Dolores no dejaba de insultarlo al tiempo que lo cargaba por toda la habitación. Juventino estaba aterrado y suplicante recurrió a la anciana que continuaba en su rincón, pero ahora hincada:

–¿Qué hago, señora? ¡Qué hago??–¡Rece, joven! ¡Rece lo que pueda!?Juventino comenzó a repetir: “Padre nuestro que estás en el cielo, Padre nuestro que estás en el cielo...” una y otra vez hasta que la escandalosa voz dejó de insultarlo. Dolores, aun cargándolo, dio un par de pasos y sin más, lo arrojó hacia atrás al tiempo que ella también caía desvanecida.

Cuando ambos reaccionaron, se encontraban sentados, frente a frente. Dolores hizo una expresión amigable, muy tierna. Juventino se sintió aliviado pensando que todo había terminado; sin embargo, Dolores, se aproximó a él y le dijo con un tono chillante como de niño:

–Dame tus manos, vamos a jugar –y comenzó a cantar: “la, la, la, la, la, la... –” mientras le daba palmaditas, una en una mano y otra en otra.

Juventino comprendió que Dolores por fin había podido atraer al espíritu del niño y ahora se encontraba poseída por él.

–¿Dónde está mi papi? ¡Tú no eres mi papi!

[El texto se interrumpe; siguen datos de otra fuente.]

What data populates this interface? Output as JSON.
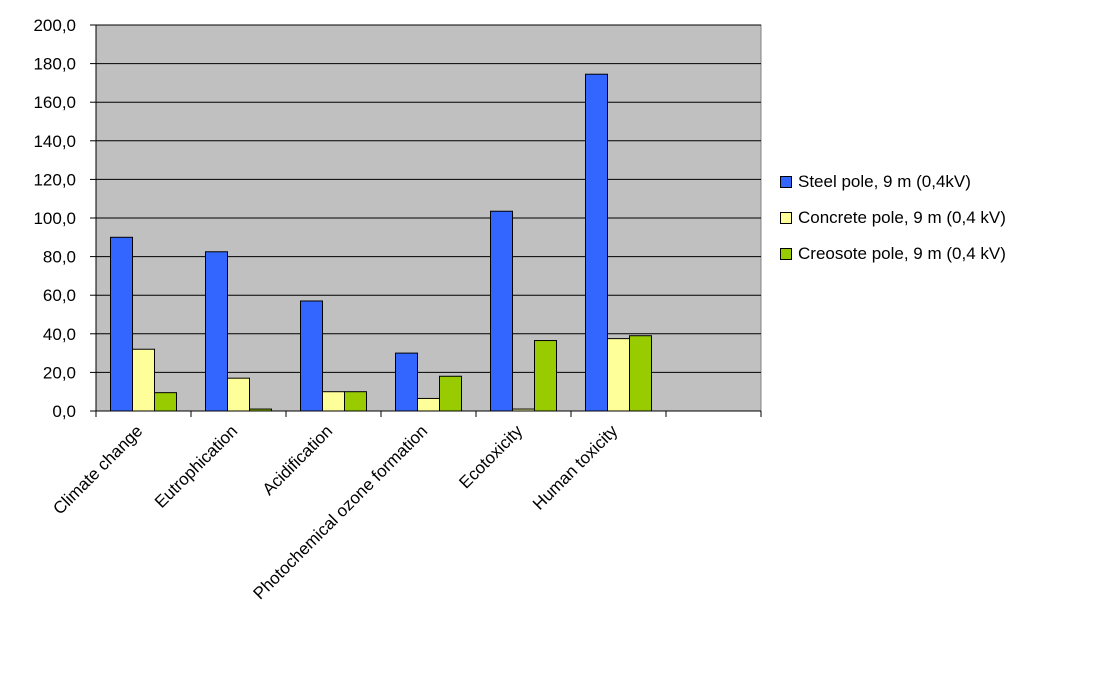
{
  "chart_data": {
    "type": "bar",
    "title": "",
    "xlabel": "",
    "ylabel": "",
    "categories": [
      "Climate change",
      "Eutrophication",
      "Acidification",
      "Photochemical ozone formation",
      "Ecotoxicity",
      "Human toxicity",
      ""
    ],
    "series": [
      {
        "name": "Steel pole, 9 m (0,4kV)",
        "color": "#3366ff",
        "values": [
          90.0,
          82.5,
          57.0,
          30.0,
          103.5,
          174.5,
          null
        ]
      },
      {
        "name": "Concrete pole, 9 m (0,4 kV)",
        "color": "#ffff99",
        "values": [
          32.0,
          17.0,
          10.0,
          6.5,
          1.0,
          37.5,
          null
        ]
      },
      {
        "name": "Creosote pole, 9 m (0,4 kV)",
        "color": "#99cc00",
        "values": [
          9.5,
          1.0,
          10.0,
          18.0,
          36.5,
          39.0,
          null
        ]
      }
    ],
    "ylim": [
      0,
      200
    ],
    "yticks": [
      "0,0",
      "20,0",
      "40,0",
      "60,0",
      "80,0",
      "100,0",
      "120,0",
      "140,0",
      "160,0",
      "180,0",
      "200,0"
    ],
    "grid": true,
    "plot_background": "#c0c0c0",
    "legend_position": "right"
  }
}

Llévame con él, hace tanto que no lo veo... –dijo Dolores nuevamente con el tono infantil–. Ya sé, voy a buscarlo al bosque para ayudarlo, antes de que el patrón de los hombres que hacen los puros nos vuelva a pegar con su machete... ¡Adiós! –dijo, y salió de la cabaña dando pequeños brinquitos, “la, la, la, la, la, la...”

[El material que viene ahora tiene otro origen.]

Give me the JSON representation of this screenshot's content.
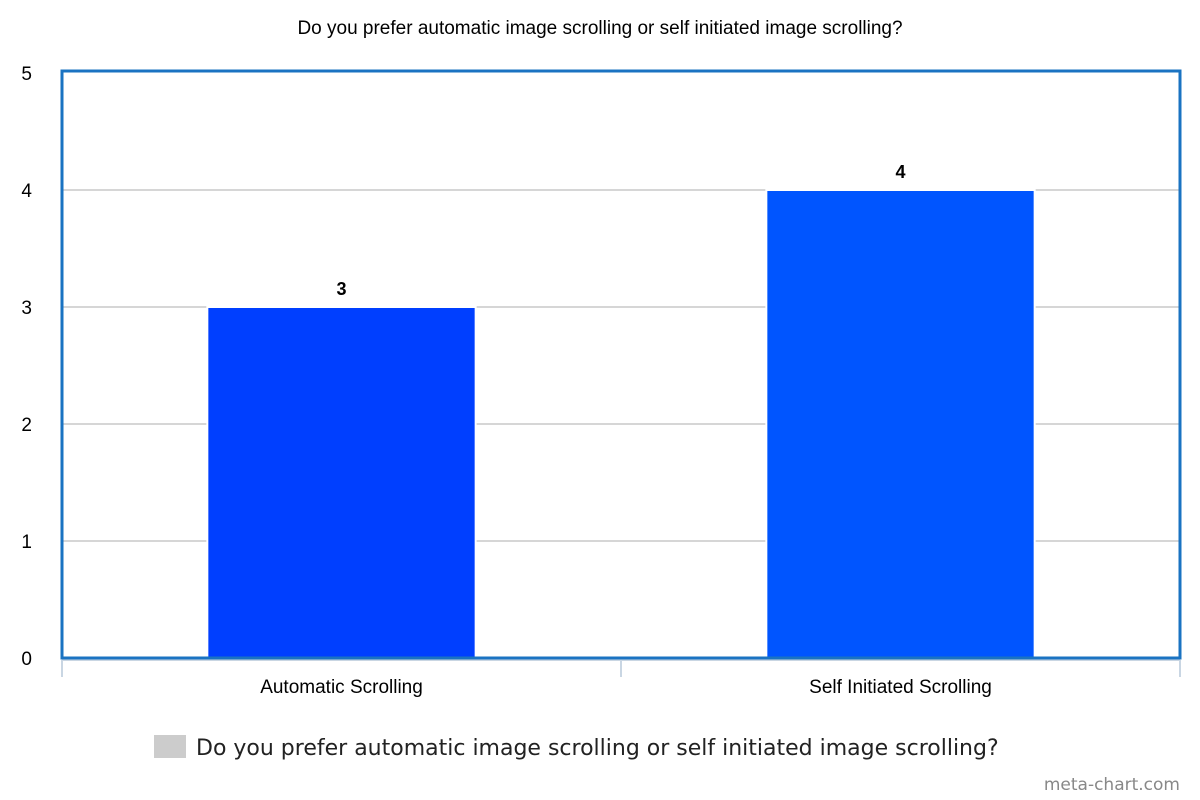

Juventino se desvaneció agotado. Un par de horas después, abrió los ojos y al incorporarse se sintió muy ligero y extrañamente feliz. Cerca de él, vio a la mamá de Porfirio que dormía dando tremendos ronquidos. Sonrió y abandonó la habitación en silencio para no interrumpir sus sueños. Afuera de la cabaña, se encontró con Dolores tirada en el césped. Con cuidado la cargó y la condujo a su cama. Al recostarla, Dolores volvió en sí, lo miró por primera vez a los ojos y tras asomar una ligera sonrisa en la comisura de su boca, le dijo “hola Juve”, y se volvió a quedar profundamente dormida.